Ряды стеллажей, уходящие в бесконечность. Отполированное дерево теплого медового цвета и лиловые дорожки в проходах. Удобные столы с лампами в укромных нишах. Массивные стулья и кресла с фиолетовой бархатной обивкой. Орсо шел по этой потусторонней библиотеке и думал: а ведь именно так он и представлял себе то, что в религиозных традициях Ольгиного слоя принято считать раем…
Здесь были сотни, тысячи, десятки и сотни тысяч книг. Саанд заверил новоприбывшего, что здесь можно найти любое печатное или рукописное издание, которое каждый из обитателей этого пространства хотя бы раз держал в руках — от детских книжек с картинками до уникальных инкунабул, которые кому-то когда-то довелось полистать в музее. И все книги, которые в жизни попадались самому Орсо, тоже непременно здесь появятся. Так что в некотором роде это и есть рай. Рай для людей, не мыслящих существования без прикосновений к мудрости и опыту других людей, воплощенным в словах и буквах на переплетенных страницах.
— Для тех, кто не мыслит жизни без непрерывного изучения чего-то нового, без поиска и исследований, здесь и в самом деле рай, — озвучил мысли Орсо Матиуш, усаживаясь в кресло у одного из столов. — Очень жаль, что сюда попадают не все истинные ученые. Увы… Я был бы рад увидеть здесь своих учителей.
— А по какому принципу отбираются здешние обитатели? — Орсо сел напротив и подался вперед, положив руки на столешницу.
— Давайте так, молодой человек, — весомо произнес Саанд, усаживаясь в кресло во главе стола, — сначала вы расскажете нам о результатах ваших собственных изысканий, чтобы нам с вашим учителем не пришлось говорить о том, что вы и без нас знаете. А мы по ходу вашего рассказа, — он переглянулся с Матиушем, — поправим, если вы где-то ошиблись, и подскажем, как дела обстоят на самом деле. Начинайте. — И он откинулся на спинку кресла, сложив руки на груди.
Орсо рассказал о своих гипотезах относительно матричной структуры мира, о взаимодействии Земли, Барьера и Создателя, или Архитектора — Солнца, страдающего «раздвоением личности» (на этом месте Матиуш почему-то рассмеялся и извинился за неуместную реакцию). Саанд слушал, время от времени величественно кивая, задавая уточняющие вопросы и комментируя. За всё время рассказа он ни разу не прервал Орсо, чтобы указать на ошибку.
— Я поражен, — сказал он, когда Орсо закончил говорить. — Оказывается, снаружи известно намного больше, чем мы могли предполагать! И намного больше, чем я счел бы безопасным… Твой ученик, Матти, — Саанд покосился на Пеллера, иронично подняв бровь, — намного тебя превзошел, как я вижу…

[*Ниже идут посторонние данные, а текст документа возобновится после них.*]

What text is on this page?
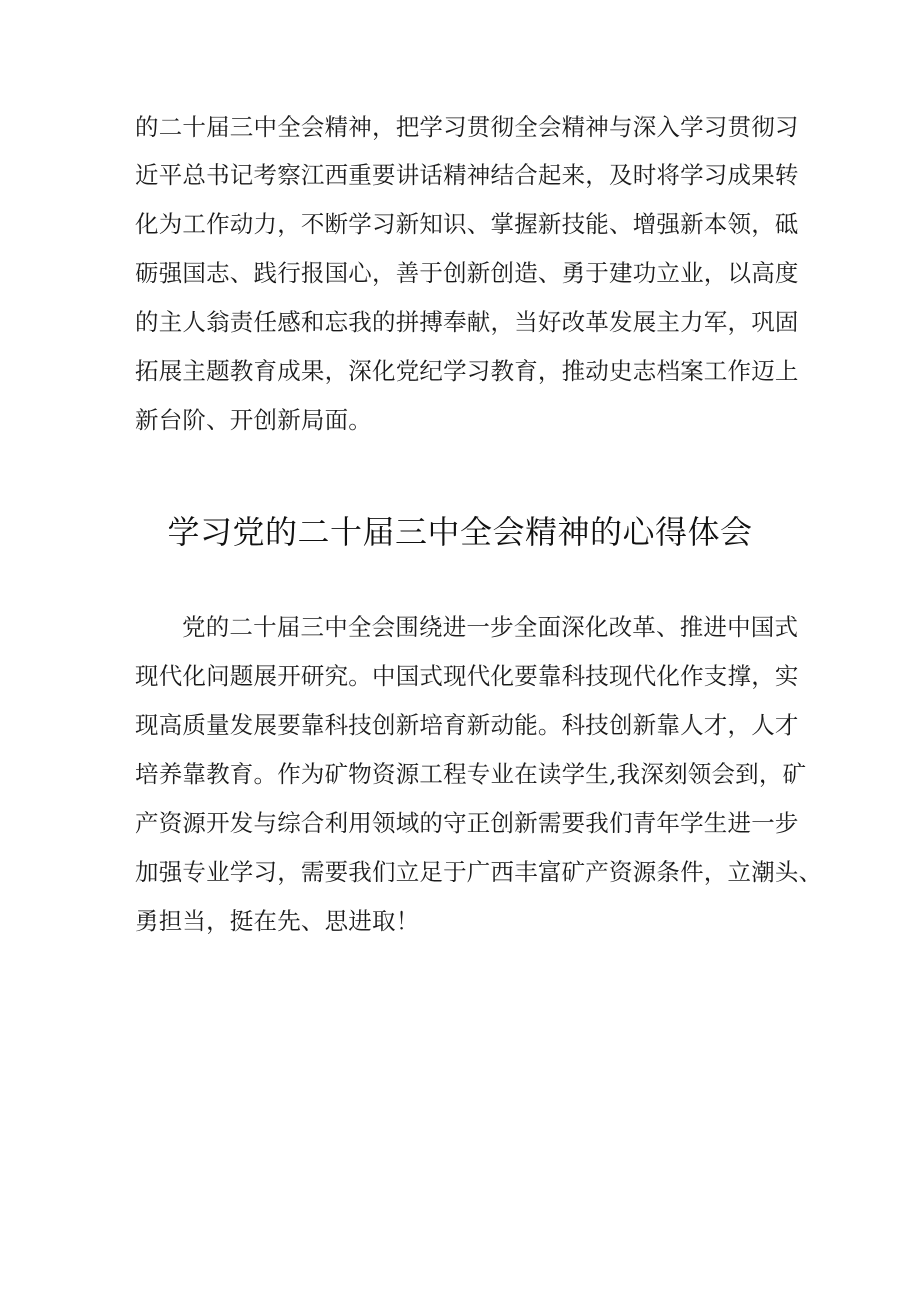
的二十届三中全会精神，把学习贯彻全会精神与深入学习贯彻习
近平总书记考察江西重要讲话精神结合起来，及时将学习成果转
化为工作动力，不断学习新知识、掌握新技能、增强新本领，砥
砺强国志、践行报国心，善于创新创造、勇于建功立业，以高度
的主人翁责任感和忘我的拼搏奉献，当好改革发展主力军，巩固
拓展主题教育成果，深化党纪学习教育，推动史志档案工作迈上
新台阶、开创新局面。
学习党的二十届三中全会精神的心得体会
党的二十届三中全会围绕进一步全面深化改革、推进中国式
现代化问题展开研究。中国式现代化要靠科技现代化作支撑，实
现高质量发展要靠科技创新培育新动能。科技创新靠人才，人才
培养靠教育。作为矿物资源工程专业在读学生,我深刻领会到，矿
产资源开发与综合利用领域的守正创新需要我们青年学生进一步
加强专业学习，需要我们立足于广西丰富矿产资源条件，立潮头、
勇担当，挺在先、思进取！
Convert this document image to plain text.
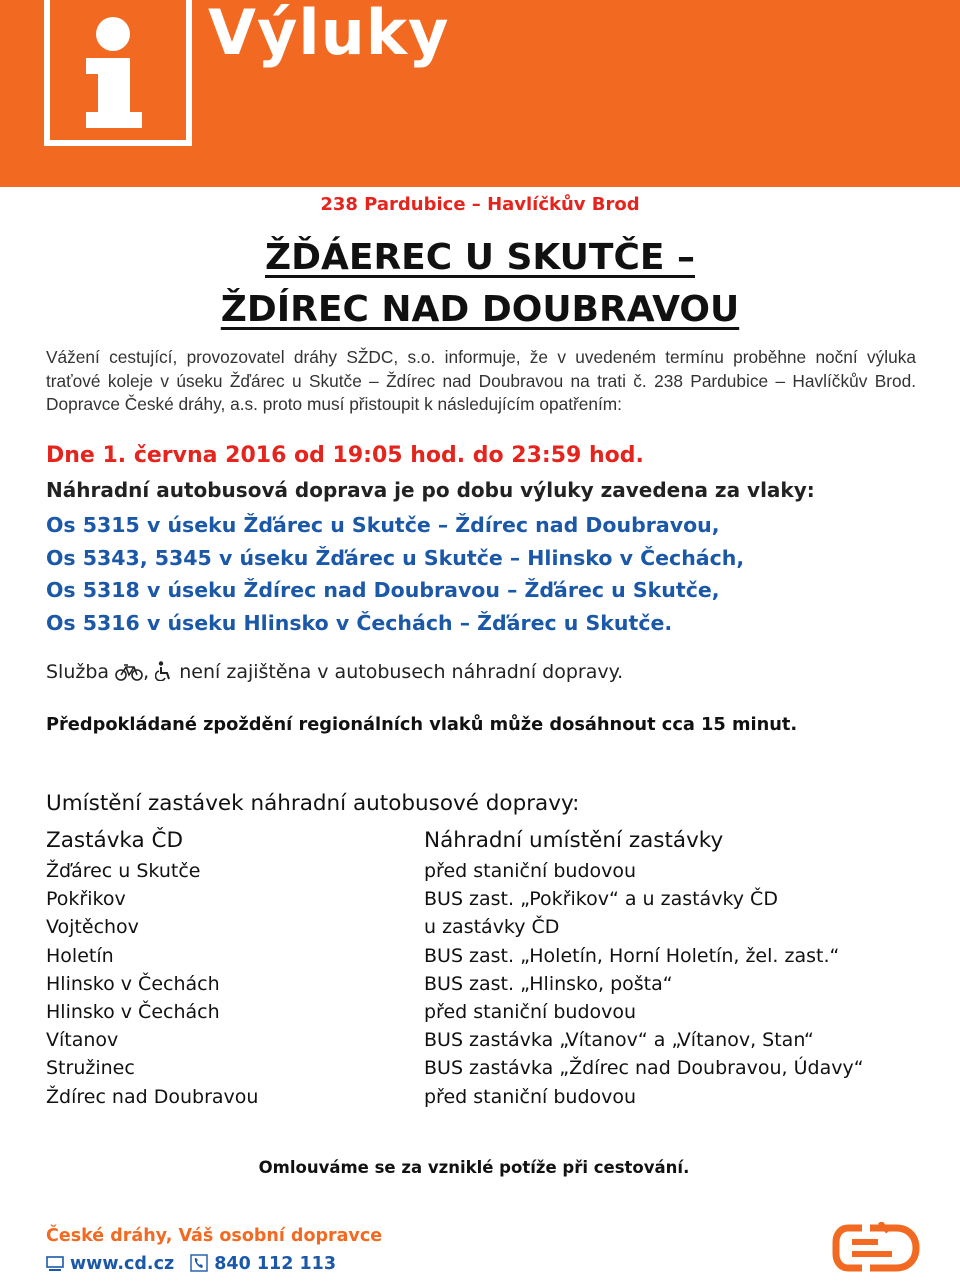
Výluky
238 Pardubice – Havlíčkův Brod
ŽĎÁEREC U SKUTČE –
ŽDÍREC NAD DOUBRAVOU
Vážení cestující, provozovatel dráhy SŽDC, s.o. informuje, že v uvedeném termínu proběhne noční výluka traťové koleje v úseku Žďárec u Skutče – Ždírec nad Doubravou na trati č. 238 Pardubice – Havlíčkův Brod. Dopravce České dráhy, a.s. proto musí přistoupit k následujícím opatřením:
Dne 1. června 2016 od 19:05 hod. do 23:59 hod.
Náhradní autobusová doprava je po dobu výluky zavedena za vlaky:
Os 5315 v úseku Žďárec u Skutče – Ždírec nad Doubravou,
Os 5343, 5345 v úseku Žďárec u Skutče – Hlinsko v Čechách,
Os 5318 v úseku Ždírec nad Doubravou – Žďárec u Skutče,
Os 5316 v úseku Hlinsko v Čechách – Žďárec u Skutče.
Služba , není zajištěna v autobusech náhradní dopravy.
Předpokládané zpoždění regionálních vlaků může dosáhnout cca 15 minut.
Umístění zastávek náhradní autobusové dopravy:
Zastávka ČD	Náhradní umístění zastávky
Žďárec u Skutče	před staniční budovou
Pokřikov	BUS zast. „Pokřikov“ a u zastávky ČD
Vojtěchov	u zastávky ČD
Holetín	BUS zast. „Holetín, Horní Holetín, žel. zast.“
Hlinsko v Čechách	BUS zast. „Hlinsko, pošta“
Hlinsko v Čechách	před staniční budovou
Vítanov	BUS zastávka „Vítanov“ a „Vítanov, Stan“
Stružinec	BUS zastávka „Ždírec nad Doubravou, Údavy“
Ždírec nad Doubravou	před staniční budovou
Omlouváme se za vzniklé potíže při cestování.
České dráhy, Váš osobní dopravce
www.cd.cz 840 112 113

— Я же говорю — это всё Ольга… — вырвалось у Орсо.
— Ольга? Так, значит, вот как ее зовут? — заинтересовался Матиуш. — Расскажи-ка о ней.
— Да, я расскажу. — Орсо, смутившись, потянулся рукой к волосам — и уже не удивился, когда якобы бесплотные пальцы запутались в давно не стриженных немного вьющихся жестких прядях, которых тоже, по идее, не существовало. — На самом деле случилась очень нехорошая вещь. Настоящая беда… И я очень надеюсь на вашу помощь. Видите ли — я-то умер. А она осталась…
— Так. — Саанд с силой опустил ладони на столешницу. — Похоже, именно это меня и насторожило в твоем рассказе. От чего именно ты умер, сынок?
Орсо вдруг ощутил холод. Это было логичным продолжением его нового опыта бытия, но почему-то всерьез напугало его, в отличие от всего остального. Если он может чувствовать температуру, значит…
Он может чувствовать боль.
Воспоминания о бесконечном мгновении распада физического тела заставили резко вдохнуть и дернуться, как от удара магическим разрядом. Орсо согнулся, обхватив себя руками, непроизвольно закусил губу — и похолодел: ему и в самом деле стало больно. И еще он ощутил во рту металлический привкус.
Как такое может быть?..
— Что с тобой? — обеспокоенно спросил Матиуш, перегнувшись через стол и положив руку на плечо ученика.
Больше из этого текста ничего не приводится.